経営の健全性・効率性について
萩市の特定環境保全公共下水道事業は、平成9年に事業着手、平成15年に供用開始を行い整備は完了している。なお、平成25年に隣接する漁業集落排水を取り込んで汚水処理を共同で行い効率化を図っている。平成29年度から地方公営企業法を適用したため、前年度以前の数値は無い。経常収支比率は100%を超え単年度収支は黒字となっている。経費回収率及び汚水処理原価は平均値より良好な数値ではあるが、使用料で経費を賄っていない状況であることや流動比率が低いことからも、より慎重な財政運営が必要となっている。
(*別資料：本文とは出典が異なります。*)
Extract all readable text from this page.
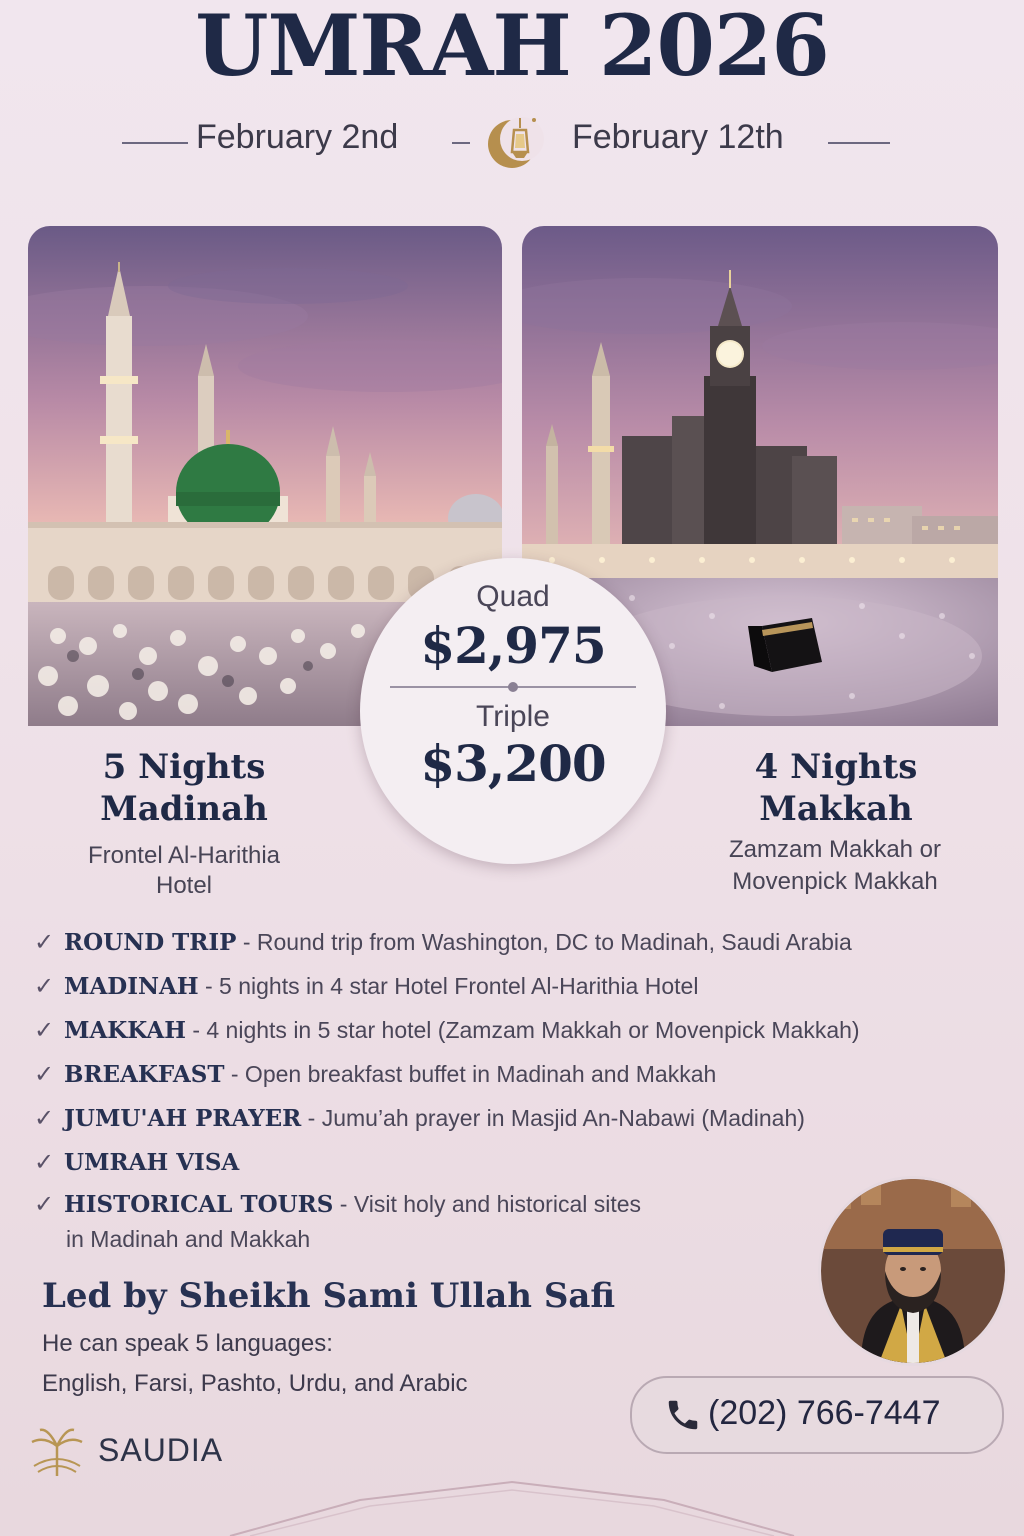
UMRAH 2026
February 2nd	February 12th
Quad
$2,975
Triple
$3,200
5 Nights
Madinah
Frontel Al-Harithia
Hotel
4 Nights
Makkah
Zamzam Makkah or
Movenpick Makkah
✓ ROUND TRIP - Round trip from Washington, DC to Madinah, Saudi Arabia
✓ MADINAH - 5 nights in 4 star Hotel Frontel Al-Harithia Hotel
✓ MAKKAH - 4 nights in 5 star hotel (Zamzam Makkah or Movenpick Makkah)
✓ BREAKFAST - Open breakfast buffet in Madinah and Makkah
✓ JUMU'AH PRAYER - Jumu’ah prayer in Masjid An-Nabawi (Madinah)
✓ UMRAH VISA
✓ HISTORICAL TOURS - Visit holy and historical sites
in Madinah and Makkah
Led by Sheikh Sami Ullah Safi
He can speak 5 languages:
English, Farsi, Pashto, Urdu, and Arabic
(202) 766-7447
SAUDIA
整備完了から相当期間経っていることから水洗化率は平均値より高い数値となっているが、これ以上の増加は見込まれない。施設利用率については、当初の計画通り漁業集落排水を取り込んで処理の統合を行っているが、人口減少により整備計画の処理能力と乖離が生じている。
老朽化の状況について
平成15年供用開始を行い15年経過しており、有形固定資産減価償却率が平均値と比べると高くなっている。管渠については、耐用年数50年であるため、将来的には更新が必要となってくる。処理施設については、電気、機械設備の耐用年数は15年程度であるが、計画的、定期的にオーバーホールなどにより延命化を図っており、改築、更新は行っていないため、減価償却率は高くなっている。
全体総括
経費回収率が100%に達していないことから、安定した事業運営を行うためにも使用料のあり方について継続的に検討していく必要がある。整備が完了していることや市街地から遠方の処理区であることから、処理人口及び有収水量の対前年比の減少率は大きくなる傾向となっている。平成26年に下水道及び集落排水等の使用料を統一し、平成29年度からは、地方公営企業法の適用に併せて会計を公共下水道と一本化、平成30年度からは集落排水等も併せて会計を一本化することから、萩市全体で一つの下水道事業として持続可能な事業運営に取り組んでいくところである。